Austin Dunne

Personal information
- Date of birth: 31 July 1934
- Place of birth: Limerick, Ireland
- Date of death: 5 March 2007 (aged 72)
- Place of death: Tonbridge, Kent, England
- Position(s): Wing half

Youth career
- Garryowen Celtic
- Limerick

Senior career*
- Years: Team / Apps / (Gls)
- 1950/1–1953: Limerick
- 1953–1955: Colchester United / 1 / (0)
- 1956–1962: Tonbridge

= Austin Dunne =

Irish footballer (1934–2007)

Austin Dunne (31 July 1934 – 5 March 2007) was an Irish professional footballer who played in the League of Ireland for Limerick, and in England for Football League club Colchester United and Southern League club Tonbridge. Apparently he later played for Deal Town but details are sketchy.

==Career==
Austin Dunne was born in Limerick on 31 July 1934. He signed for Limerick from Garryowen Celtic during the 1950–51 season, began his League of Ireland career as a 16-year-old centre forward, was described as "showing great promise and was proving a worthwhile addition to the side", and finished that season as the club's joint top scorer in league competition, albeit with only five goals. He represented Ireland in junior and youth international matches.

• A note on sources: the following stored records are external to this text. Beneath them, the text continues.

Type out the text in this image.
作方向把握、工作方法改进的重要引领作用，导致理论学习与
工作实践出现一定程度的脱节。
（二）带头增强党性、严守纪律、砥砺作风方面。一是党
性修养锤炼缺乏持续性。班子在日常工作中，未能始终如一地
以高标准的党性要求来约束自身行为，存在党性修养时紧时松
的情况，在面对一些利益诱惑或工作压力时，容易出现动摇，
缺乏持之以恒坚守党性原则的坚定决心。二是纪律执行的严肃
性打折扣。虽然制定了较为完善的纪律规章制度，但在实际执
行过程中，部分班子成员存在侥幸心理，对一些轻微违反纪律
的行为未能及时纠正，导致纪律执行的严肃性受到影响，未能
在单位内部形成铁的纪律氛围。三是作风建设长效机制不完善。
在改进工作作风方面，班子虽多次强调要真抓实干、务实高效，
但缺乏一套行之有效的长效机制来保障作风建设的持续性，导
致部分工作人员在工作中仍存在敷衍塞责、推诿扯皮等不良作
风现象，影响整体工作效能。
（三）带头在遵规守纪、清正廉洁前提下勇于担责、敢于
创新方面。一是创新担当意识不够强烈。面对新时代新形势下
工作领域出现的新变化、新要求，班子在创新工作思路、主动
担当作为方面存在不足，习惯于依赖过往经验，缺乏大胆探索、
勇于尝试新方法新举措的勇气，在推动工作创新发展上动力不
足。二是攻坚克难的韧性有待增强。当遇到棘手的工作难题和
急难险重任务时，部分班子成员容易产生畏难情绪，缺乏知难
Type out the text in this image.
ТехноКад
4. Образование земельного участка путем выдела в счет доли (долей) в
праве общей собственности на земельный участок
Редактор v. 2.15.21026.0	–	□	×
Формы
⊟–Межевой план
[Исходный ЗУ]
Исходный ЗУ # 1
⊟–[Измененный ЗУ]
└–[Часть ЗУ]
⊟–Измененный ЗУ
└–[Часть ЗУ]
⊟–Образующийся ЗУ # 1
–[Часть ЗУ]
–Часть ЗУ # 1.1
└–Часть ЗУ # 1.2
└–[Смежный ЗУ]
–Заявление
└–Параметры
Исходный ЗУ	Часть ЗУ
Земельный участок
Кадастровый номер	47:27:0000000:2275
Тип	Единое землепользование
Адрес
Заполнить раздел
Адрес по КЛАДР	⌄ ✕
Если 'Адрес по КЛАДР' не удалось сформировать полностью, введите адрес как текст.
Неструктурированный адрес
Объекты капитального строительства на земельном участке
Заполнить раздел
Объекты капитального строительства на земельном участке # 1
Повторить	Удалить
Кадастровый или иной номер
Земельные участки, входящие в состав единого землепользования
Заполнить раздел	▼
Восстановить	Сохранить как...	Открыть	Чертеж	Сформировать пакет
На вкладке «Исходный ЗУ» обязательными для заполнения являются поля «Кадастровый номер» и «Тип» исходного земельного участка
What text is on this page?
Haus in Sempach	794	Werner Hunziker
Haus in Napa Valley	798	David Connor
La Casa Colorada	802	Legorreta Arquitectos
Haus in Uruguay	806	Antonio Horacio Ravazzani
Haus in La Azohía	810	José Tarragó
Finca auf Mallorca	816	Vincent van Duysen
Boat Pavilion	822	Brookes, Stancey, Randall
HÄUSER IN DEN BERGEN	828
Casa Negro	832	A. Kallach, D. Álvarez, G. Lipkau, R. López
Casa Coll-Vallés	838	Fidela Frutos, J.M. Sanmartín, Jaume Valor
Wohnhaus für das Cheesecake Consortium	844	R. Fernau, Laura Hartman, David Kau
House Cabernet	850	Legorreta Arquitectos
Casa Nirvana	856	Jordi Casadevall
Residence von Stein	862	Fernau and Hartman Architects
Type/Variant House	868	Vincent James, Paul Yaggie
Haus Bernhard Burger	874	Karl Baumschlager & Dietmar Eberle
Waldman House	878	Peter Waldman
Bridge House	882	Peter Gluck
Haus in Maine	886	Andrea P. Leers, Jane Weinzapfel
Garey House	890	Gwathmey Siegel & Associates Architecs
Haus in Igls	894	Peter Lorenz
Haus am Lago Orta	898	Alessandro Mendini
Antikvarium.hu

Dunne moved to England, where he signed for Colchester United in October 1953. It was 18 months before he made his first-team debut, playing at left half in a 2–1 defeat away to Gillingham in the Football League Third Division South on 9 April 1955. It was his only senior appearance. He left on a free transfer at the end of the 1955–56 season for Tonbridge of the Southern League, and over the next six years, scored 15 goals from 201 appearances in all competitions for the club. He also demonstrated his positional versatility: as well as the forward role that began his career and his "natural" position of wing half, he was often used at centre half.

Dunne moved to Deal Town during the 1964 /65 season.

Dunne was married to Anne née Englefield, whom he met while she was a student nurse at the hospital where his fractured wrist was being treated during the 1956–57 season. They had three children. Dunne died in Tonbridge on 5 March 2007 at the age of 72.